How Microsoft Azure Orchestration System Crashed My Demos
One of the first things I realized when I started my Azure journey was that the Azure orchestration system is incredibly slow. For example, it takes almost 40 seconds to display six routes from per-VNIC routing table. Imagine trying to troubleshoot a problem and having to cope with 30-second delay on every single SHOW command. Cisco IGS/R was faster than that.
If you’re old enough you might remember working with VT100 terminals (or an equivalent) connected to 300 baud modems… where typing too fast risked getting the output out-of-sync resulting in painful screen repaints (here’s an exercise for the youngsters: how long does it take to redraw an 80x24 character screen over a 300 bps connection?). That’s exactly how I felt using Azure CLI - the slow responses I was getting were severely hampering my productivity.
I thought I found a way to cope with it:
- Create a resource group (relatively fast);
- Create the resources I need for a particular demo (OK, we can wait a bit);
- Create the VMs as the very last part of the process (and be prepared to do some GUI Portal sleight-of-hand to keep the workshop attendees amused while the Azure gnomes are scraping together the necessary RAM, CPU and disk space)
- Delete a resource group after the end of the demo (the only sane way to clean up the gazillion objects created every time you try to do something) using asynchronous API call so we could move on to the next demo while the resource group was being deleted.
Tried that process numerous times when developing the demos, and it always worked flawlessly (after all, why shouldn’t it - I wasn’t doing anything too weird).
Unfortunately, the demo gods weren’t in good mood when I was running the Microsoft Azure Networking workshop last week.
The first demo worked. Nice, let’s delete the resource group and move on. Oh, wait, here’s an idea: let’s watch how things disappear from the Portal GUI. Oops, it doesn’t work. Wait a bit and refresh. Still nothing. Wait half an hour. Nothing changed. Retry the delete resource group CLI command. Doesn’t work. Retry in portal. Wait some more. No change at all. Lovely, let’s move on and skip the rest of the demos.
It took us the whole day (and numerous failed attempts) to delete the two virtual machines and associated objects needed for the first demo. In the meantime we experienced:
- Resource group (RG) being in deleting status for hours, and then reverting to successfully provisioned status (resulting in Hotel California-type jokes mentioning that they’re still charging for the services).
- Delete request failed messages generated way after I requested RG removal;
- Virtual machines being stuck in deleting state forever.

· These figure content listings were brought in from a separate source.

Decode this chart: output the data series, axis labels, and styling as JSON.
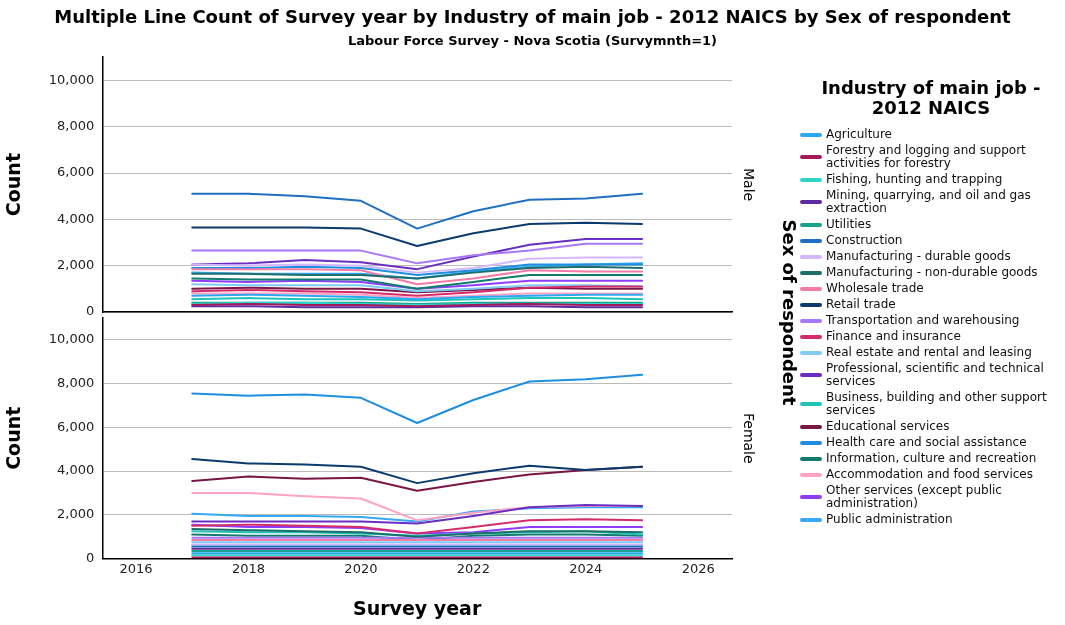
{
  "chart_data": [
    {
      "type": "line",
      "title": "Multiple Line Count of Survey year by Industry of main job - 2012 NAICS by Sex of respondent",
      "subtitle": "Labour Force Survey - Nova Scotia (Survymnth=1)",
      "ylabel": "Count",
      "legend_title": "Industry of main job - 2012 NAICS",
      "legend": "right",
      "grid": "y",
      "tick_labels": "y",
      "xlim": [
        2015.4,
        2026.6
      ],
      "xticks": [
        2016,
        2018,
        2020,
        2022,
        2024,
        2026
      ],
      "ylim": [
        0,
        11000
      ],
      "yticks": [
        0,
        {
          "value": 2000,
          "label": "2,000"
        },
        {
          "value": 4000,
          "label": "4,000"
        },
        {
          "value": 6000,
          "label": "6,000"
        },
        {
          "value": 8000,
          "label": "8,000"
        },
        {
          "value": 10000,
          "label": "10,000"
        }
      ],
      "annotations": [
        "Male",
        "Sex of respondent"
      ],
      "x": [
        2017,
        2018,
        2019,
        2020,
        2021,
        2022,
        2023,
        2024,
        2025
      ],
      "series": [
        {
          "name": "Agriculture",
          "color": "#2aa8f2",
          "values": [
            700,
            750,
            700,
            650,
            550,
            650,
            700,
            750,
            750
          ]
        },
        {
          "name": "Forestry and logging and support activities for forestry",
          "color": "#a3195b",
          "values": [
            300,
            350,
            300,
            300,
            250,
            300,
            350,
            300,
            300
          ]
        },
        {
          "name": "Fishing, hunting and trapping",
          "color": "#2dd4c8",
          "values": [
            350,
            400,
            400,
            350,
            300,
            350,
            350,
            350,
            350
          ]
        },
        {
          "name": "Mining, quarrying, and oil and gas extraction",
          "color": "#5d2aa0",
          "values": [
            250,
            250,
            200,
            200,
            200,
            250,
            250,
            200,
            200
          ]
        },
        {
          "name": "Utilities",
          "color": "#1aa38c",
          "values": [
            400,
            400,
            400,
            400,
            350,
            400,
            400,
            400,
            400
          ]
        },
        {
          "name": "Construction",
          "color": "#1f70c1",
          "values": [
            5100,
            5100,
            5000,
            4800,
            3600,
            4350,
            4850,
            4900,
            5100
          ]
        },
        {
          "name": "Manufacturing - durable goods",
          "color": "#d4b8ff",
          "values": [
            2050,
            2000,
            2050,
            2000,
            1700,
            1900,
            2300,
            2350,
            2350
          ]
        },
        {
          "name": "Manufacturing - non-durable goods",
          "color": "#1e6f6a",
          "values": [
            1650,
            1650,
            1600,
            1600,
            1450,
            1700,
            1900,
            1950,
            1900
          ]
        },
        {
          "name": "Wholesale trade",
          "color": "#f07ca8",
          "values": [
            1850,
            1850,
            1850,
            1800,
            1200,
            1450,
            1800,
            1750,
            1750
          ]
        },
        {
          "name": "Retail trade",
          "color": "#0b3a6e",
          "values": [
            3650,
            3650,
            3650,
            3600,
            2850,
            3400,
            3800,
            3850,
            3800
          ]
        },
        {
          "name": "Transportation and warehousing",
          "color": "#a878f7",
          "values": [
            2650,
            2650,
            2650,
            2650,
            2100,
            2450,
            2650,
            2950,
            2950
          ]
        },
        {
          "name": "Finance and insurance",
          "color": "#d42c6a",
          "values": [
            900,
            950,
            900,
            850,
            700,
            850,
            1050,
            1100,
            1100
          ]
        },
        {
          "name": "Real estate and rental and leasing",
          "color": "#7fcbf5",
          "values": [
            1200,
            1150,
            1150,
            1150,
            900,
            1000,
            1150,
            1150,
            1100
          ]
        },
        {
          "name": "Professional, scientific and technical services",
          "color": "#6a2fc2",
          "values": [
            2050,
            2100,
            2250,
            2150,
            1850,
            2400,
            2900,
            3150,
            3150
          ]
        },
        {
          "name": "Business, building and other support services",
          "color": "#1fc4b8",
          "values": [
            550,
            600,
            550,
            550,
            500,
            550,
            600,
            600,
            550
          ]
        },
        {
          "name": "Educational services",
          "color": "#7a1646",
          "values": [
            1000,
            1050,
            1000,
            1000,
            850,
            950,
            1050,
            1000,
            1000
          ]
        },
        {
          "name": "Health care and social assistance",
          "color": "#1e8fe0",
          "values": [
            1900,
            1900,
            1950,
            1900,
            1600,
            1800,
            2050,
            2050,
            2050
          ]
        },
        {
          "name": "Information, culture and recreation",
          "color": "#137a6e",
          "values": [
            1450,
            1400,
            1400,
            1400,
            1000,
            1300,
            1600,
            1600,
            1600
          ]
        },
        {
          "name": "Accommodation and food services",
          "color": "#ffa3c5",
          "values": [
            800,
            800,
            800,
            750,
            600,
            700,
            800,
            800,
            800
          ]
        },
        {
          "name": "Other services (except public administration)",
          "color": "#8e3dff",
          "values": [
            1350,
            1300,
            1350,
            1300,
            1000,
            1150,
            1350,
            1350,
            1350
          ]
        },
        {
          "name": "Public administration",
          "color": "#35a8f5",
          "values": [
            1700,
            1650,
            1650,
            1650,
            1450,
            1750,
            1950,
            2050,
            2100
          ]
        }
      ]
    },
    {
      "type": "line",
      "xlabel": "Survey year",
      "ylabel": "Count",
      "grid": "y",
      "xlim": [
        2015.4,
        2026.6
      ],
      "xticks": [
        2016,
        2018,
        2020,
        2022,
        2024,
        2026
      ],
      "ylim": [
        0,
        11000
      ],
      "yticks": [
        0,
        {
          "value": 2000,
          "label": "2,000"
        },
        {
          "value": 4000,
          "label": "4,000"
        },
        {
          "value": 6000,
          "label": "6,000"
        },
        {
          "value": 8000,
          "label": "8,000"
        },
        {
          "value": 10000,
          "label": "10,000"
        }
      ],
      "annotations": [
        "Female"
      ],
      "x": [
        2017,
        2018,
        2019,
        2020,
        2021,
        2022,
        2023,
        2024,
        2025
      ],
      "series": [
        {
          "color": "#2aa8f2",
          "values": [
            250,
            250,
            250,
            250,
            250,
            250,
            250,
            250,
            250
          ]
        },
        {
          "color": "#a3195b",
          "values": [
            50,
            50,
            50,
            50,
            50,
            50,
            50,
            50,
            50
          ]
        },
        {
          "color": "#2dd4c8",
          "values": [
            150,
            150,
            150,
            150,
            150,
            150,
            150,
            150,
            150
          ]
        },
        {
          "color": "#5d2aa0",
          "values": [
            450,
            450,
            450,
            450,
            450,
            450,
            450,
            450,
            450
          ]
        },
        {
          "color": "#1aa38c",
          "values": [
            350,
            350,
            350,
            350,
            350,
            350,
            350,
            350,
            350
          ]
        },
        {
          "color": "#1f70c1",
          "values": [
            550,
            550,
            550,
            550,
            550,
            550,
            550,
            550,
            550
          ]
        },
        {
          "color": "#d4b8ff",
          "values": [
            650,
            650,
            650,
            650,
            650,
            650,
            650,
            650,
            650
          ]
        },
        {
          "color": "#1e6f6a",
          "values": [
            1350,
            1300,
            1250,
            1200,
            1000,
            1150,
            1250,
            1250,
            1200
          ]
        },
        {
          "color": "#f07ca8",
          "values": [
            850,
            850,
            850,
            850,
            850,
            850,
            850,
            850,
            850
          ]
        },
        {
          "color": "#0b3a6e",
          "values": [
            4550,
            4350,
            4300,
            4200,
            3450,
            3900,
            4250,
            4050,
            4200
          ]
        },
        {
          "color": "#a878f7",
          "values": [
            950,
            950,
            950,
            950,
            950,
            950,
            950,
            950,
            950
          ]
        },
        {
          "color": "#d42c6a",
          "values": [
            1500,
            1550,
            1500,
            1450,
            1150,
            1450,
            1750,
            1800,
            1750
          ]
        },
        {
          "color": "#7fcbf5",
          "values": [
            750,
            750,
            750,
            750,
            750,
            750,
            750,
            750,
            750
          ]
        },
        {
          "color": "#6a2fc2",
          "values": [
            1700,
            1700,
            1700,
            1700,
            1600,
            1950,
            2350,
            2450,
            2400
          ]
        },
        {
          "color": "#1fc4b8",
          "values": [
            1250,
            1200,
            1200,
            1150,
            1050,
            1150,
            1200,
            1250,
            1100
          ]
        },
        {
          "color": "#7a1646",
          "values": [
            3550,
            3750,
            3650,
            3700,
            3100,
            3500,
            3850,
            4050,
            4200
          ]
        },
        {
          "color": "#1e8fe0",
          "values": [
            7550,
            7450,
            7500,
            7350,
            6200,
            7250,
            8100,
            8200,
            8400
          ]
        },
        {
          "color": "#137a6e",
          "values": [
            1100,
            1050,
            1050,
            1050,
            850,
            1050,
            1100,
            1100,
            1050
          ]
        },
        {
          "color": "#ffa3c5",
          "values": [
            3000,
            3000,
            2850,
            2750,
            1750,
            2100,
            2350,
            2400,
            2400
          ]
        },
        {
          "color": "#8e3dff",
          "values": [
            1550,
            1450,
            1450,
            1400,
            1150,
            1200,
            1450,
            1450,
            1450
          ]
        },
        {
          "color": "#35a8f5",
          "values": [
            2050,
            1950,
            1950,
            1900,
            1700,
            2150,
            2300,
            2350,
            2350
          ]
        }
      ]
    }
  ]
}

- A new rule in a network security group (NSG) not being applied to a VM NIC long after the API call adding it to the NSG succeeded;
Lesson learned: for the upcoming Azure Networking webinar I’ll pre-record the demos, publish them before the webinar, and ask the attendees to prepare the questions in case they’d like to know more about the demos.
What now?
We all know **** happens… but one would hope that would be a rare occasion. Looks like that’s not the case - some workshop attendees with hands-on Azure experience found nothing unusual (yeah, that happens every now and then). Even worse, one would expect to see the API slowdown mentioned in Azure Status History. No such luck - looks like it was business-as-usual.
I honestly don’t know any longer what to expect from a public cloud offering from a major vendor. What I’ve seen during that day looked more like an undergraduate science project than a commercial-grade product.
PS: Assuming 10 bits for a character (asynchronous) it's 30 character per second. So in this case it takes 64 seconds ~ 1 min.